The memory of his first winter came to him. He remembered the childish delight of trying to catch snow flakes. That had been before Gregor burned him, when he was still innocent. She had helped him build his first snow-knight. It was his last, too. She didn't live to see the next winter, and by then Sandor was scarred ugly and angry, and he preferred playing with his sword to playing in the snow, always pretending to slay Gregor.

He couldn't ignore the giggling anymore. It sounded...conspiratorial. He turned. They'd built a snow-knight. A good one, too, but then Sansa was very good at things like that, better than his sister had been. He could see the lines of the knight's armor and sword. He walked around to take a look at the front.

"Do you like it?" Sansa asked shyly.

In place of the usual sort of helm, this snow-knight bore a helm with the face of a dog. It was a snow Hound. A flurry of emotions swarmed Sandor. Grief. Anger. Longing. Even something that felt a bit like joy. He laughed. "Well done, little bird."

"I helped," Rickon said loudly.

Rickon would have seen his snarling hound's head helm when he visited Winterfell as Joffrey's bodyguard. It had been nearly five years ago though, the wolfling couldn't remember. This was all Sansa's doing. Done by anyone else, he would have taken it for mockery. But however much she had changed, Sansa was not cruel.

He wasn't sure what she was. Kind and forgiving for certain. She'd taken him into her service when she found him disillusioned with the Faith, even though he'd held a dagger to her throat and made her sing the last time they'd seen each other. Sometimes when she looked at him, well, if he'd been a handsome man he might have thought she wanted his sword in her service indeed.

She was smiling now, her eyes on him while she teased her brother. "He would have looked more like a horse than a hound if you'd helped any more."

"Let's build a horse too, so he won't be lonely."

"Perhaps this afternoon. We've been out in the cold long enough."

"I'm not cold." The wolfing began to gather snow for the snow-horse.

"I'm cold. I'll shiver and my teeth will chatter. You don't want that, do you?"

"Shaggy will keep you warm. He kept me warm when me and him and Osha were hiding from Theon."

As if summoned, the huge black direwolf stalked out of the godswood. Yellow eyes stared at Sandor.

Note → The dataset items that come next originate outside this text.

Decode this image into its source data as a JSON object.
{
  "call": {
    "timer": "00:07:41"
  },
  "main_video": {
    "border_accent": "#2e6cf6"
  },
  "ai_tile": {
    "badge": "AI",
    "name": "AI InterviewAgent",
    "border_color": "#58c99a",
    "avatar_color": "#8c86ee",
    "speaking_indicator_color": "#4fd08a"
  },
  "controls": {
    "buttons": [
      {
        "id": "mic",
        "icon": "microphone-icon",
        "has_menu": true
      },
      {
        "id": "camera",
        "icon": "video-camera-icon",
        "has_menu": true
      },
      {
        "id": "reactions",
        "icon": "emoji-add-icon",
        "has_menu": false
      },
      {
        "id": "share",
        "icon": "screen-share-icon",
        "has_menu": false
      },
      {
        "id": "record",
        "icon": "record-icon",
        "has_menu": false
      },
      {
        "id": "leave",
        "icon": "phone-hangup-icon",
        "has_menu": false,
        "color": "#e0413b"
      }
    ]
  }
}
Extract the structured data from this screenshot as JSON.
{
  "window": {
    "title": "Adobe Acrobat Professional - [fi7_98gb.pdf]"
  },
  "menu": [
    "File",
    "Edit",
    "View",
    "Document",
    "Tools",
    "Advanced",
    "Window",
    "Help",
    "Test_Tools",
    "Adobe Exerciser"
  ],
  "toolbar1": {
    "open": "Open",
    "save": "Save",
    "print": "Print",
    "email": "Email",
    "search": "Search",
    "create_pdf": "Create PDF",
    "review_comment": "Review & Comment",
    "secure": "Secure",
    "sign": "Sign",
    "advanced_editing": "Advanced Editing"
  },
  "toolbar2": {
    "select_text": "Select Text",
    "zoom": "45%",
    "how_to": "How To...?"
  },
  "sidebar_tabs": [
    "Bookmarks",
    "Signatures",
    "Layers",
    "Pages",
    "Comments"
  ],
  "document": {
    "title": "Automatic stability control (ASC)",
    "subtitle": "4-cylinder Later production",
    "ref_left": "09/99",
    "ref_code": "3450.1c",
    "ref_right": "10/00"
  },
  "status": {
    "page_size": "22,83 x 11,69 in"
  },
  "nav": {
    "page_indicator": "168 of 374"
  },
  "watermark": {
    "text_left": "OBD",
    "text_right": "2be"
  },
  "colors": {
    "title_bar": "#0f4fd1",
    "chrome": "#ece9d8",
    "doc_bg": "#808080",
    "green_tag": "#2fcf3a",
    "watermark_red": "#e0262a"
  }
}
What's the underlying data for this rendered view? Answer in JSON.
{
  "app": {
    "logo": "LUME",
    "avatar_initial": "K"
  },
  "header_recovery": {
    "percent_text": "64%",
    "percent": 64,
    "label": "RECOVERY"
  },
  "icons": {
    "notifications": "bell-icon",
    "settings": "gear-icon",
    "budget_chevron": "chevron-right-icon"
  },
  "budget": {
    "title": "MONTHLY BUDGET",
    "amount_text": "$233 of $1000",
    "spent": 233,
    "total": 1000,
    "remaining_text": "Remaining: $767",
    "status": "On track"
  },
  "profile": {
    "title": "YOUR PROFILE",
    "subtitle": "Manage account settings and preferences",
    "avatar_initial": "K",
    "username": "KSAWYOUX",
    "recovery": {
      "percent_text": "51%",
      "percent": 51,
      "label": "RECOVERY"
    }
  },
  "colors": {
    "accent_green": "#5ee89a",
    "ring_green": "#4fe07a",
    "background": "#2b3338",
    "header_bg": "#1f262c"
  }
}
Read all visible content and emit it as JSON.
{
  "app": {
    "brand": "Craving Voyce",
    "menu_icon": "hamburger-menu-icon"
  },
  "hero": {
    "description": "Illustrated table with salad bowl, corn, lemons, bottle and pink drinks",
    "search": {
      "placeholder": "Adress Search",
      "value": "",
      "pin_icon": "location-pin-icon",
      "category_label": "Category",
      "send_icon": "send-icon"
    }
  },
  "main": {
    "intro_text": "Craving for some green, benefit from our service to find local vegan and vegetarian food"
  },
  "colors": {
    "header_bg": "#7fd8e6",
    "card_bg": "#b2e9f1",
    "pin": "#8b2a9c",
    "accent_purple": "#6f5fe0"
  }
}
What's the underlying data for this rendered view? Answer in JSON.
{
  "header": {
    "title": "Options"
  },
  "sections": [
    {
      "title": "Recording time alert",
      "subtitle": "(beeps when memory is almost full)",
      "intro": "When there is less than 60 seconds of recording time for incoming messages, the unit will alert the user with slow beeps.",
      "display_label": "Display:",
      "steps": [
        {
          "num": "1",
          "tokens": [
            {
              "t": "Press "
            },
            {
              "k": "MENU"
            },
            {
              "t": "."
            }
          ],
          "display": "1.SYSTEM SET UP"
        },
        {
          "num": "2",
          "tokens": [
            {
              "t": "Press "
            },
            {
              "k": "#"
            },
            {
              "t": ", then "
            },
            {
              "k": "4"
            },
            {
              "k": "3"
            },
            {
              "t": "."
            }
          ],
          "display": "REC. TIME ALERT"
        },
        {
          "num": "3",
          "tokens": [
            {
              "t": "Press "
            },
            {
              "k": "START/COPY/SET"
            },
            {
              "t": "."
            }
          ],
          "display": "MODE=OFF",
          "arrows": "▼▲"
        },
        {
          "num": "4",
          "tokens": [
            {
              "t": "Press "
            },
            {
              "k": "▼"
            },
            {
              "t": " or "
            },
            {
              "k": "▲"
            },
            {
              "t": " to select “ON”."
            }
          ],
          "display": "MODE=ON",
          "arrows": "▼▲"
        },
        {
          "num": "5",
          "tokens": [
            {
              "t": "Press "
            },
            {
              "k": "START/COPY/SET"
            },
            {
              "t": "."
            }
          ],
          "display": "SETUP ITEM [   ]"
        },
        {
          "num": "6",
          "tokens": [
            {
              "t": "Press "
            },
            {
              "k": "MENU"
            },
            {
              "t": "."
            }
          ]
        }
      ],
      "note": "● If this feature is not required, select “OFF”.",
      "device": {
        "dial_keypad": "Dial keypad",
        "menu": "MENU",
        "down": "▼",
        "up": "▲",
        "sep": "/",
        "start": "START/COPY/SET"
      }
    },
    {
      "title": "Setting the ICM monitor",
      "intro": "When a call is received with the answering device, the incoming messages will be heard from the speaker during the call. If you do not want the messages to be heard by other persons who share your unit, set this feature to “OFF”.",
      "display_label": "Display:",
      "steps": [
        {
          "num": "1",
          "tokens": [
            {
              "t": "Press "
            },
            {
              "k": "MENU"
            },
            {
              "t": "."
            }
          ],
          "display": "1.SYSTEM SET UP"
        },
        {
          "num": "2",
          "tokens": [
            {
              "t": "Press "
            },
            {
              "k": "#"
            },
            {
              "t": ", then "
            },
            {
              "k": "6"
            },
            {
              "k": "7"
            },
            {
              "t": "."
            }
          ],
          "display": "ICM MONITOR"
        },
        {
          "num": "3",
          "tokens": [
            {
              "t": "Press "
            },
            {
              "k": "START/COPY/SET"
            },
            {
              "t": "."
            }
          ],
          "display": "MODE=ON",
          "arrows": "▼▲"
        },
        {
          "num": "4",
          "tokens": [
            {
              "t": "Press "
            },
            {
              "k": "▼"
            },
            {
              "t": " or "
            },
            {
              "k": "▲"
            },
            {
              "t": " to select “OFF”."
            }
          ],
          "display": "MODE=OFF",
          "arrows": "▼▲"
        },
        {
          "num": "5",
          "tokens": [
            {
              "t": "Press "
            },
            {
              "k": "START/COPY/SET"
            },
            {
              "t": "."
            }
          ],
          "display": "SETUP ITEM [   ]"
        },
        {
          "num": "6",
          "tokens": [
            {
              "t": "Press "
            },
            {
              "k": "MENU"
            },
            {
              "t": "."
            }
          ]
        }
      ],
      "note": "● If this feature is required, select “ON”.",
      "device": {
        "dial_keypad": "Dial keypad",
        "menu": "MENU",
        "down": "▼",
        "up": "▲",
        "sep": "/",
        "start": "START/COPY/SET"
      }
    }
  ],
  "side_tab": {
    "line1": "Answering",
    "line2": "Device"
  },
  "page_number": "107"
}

At first he'd kept his hand on his sword hilt whenever the animal was near, though he knew his throat would be torn out before the steel cleared the scabbard. But Sandor had grown comfortable enough with the wolf that now he merely returned the stare.

"Let's go inside and have some warm milk, then we'll come back out."

"Shaggy wants honeycakes."

Sansa took her little brother's hand. "Shaggy will have honeycakes." She held out her other hand to Sandor and gave him a mischievous smile. "Will Sandor have honeycakes too?"

His instinct was to ignore the outstretched hand and the smile, to walk pass her brusquely, or to snarl something nasty. Sandor had always known he'd never have the love of a woman worth loving, had reminded himself of it constantly until he hated himself for wanting it. And yet so many strange things had happened, dead men rising, dragons - perhaps this wasn't impossible either. Sandor seized the proffered hand. "Sandor will have honeycakes too."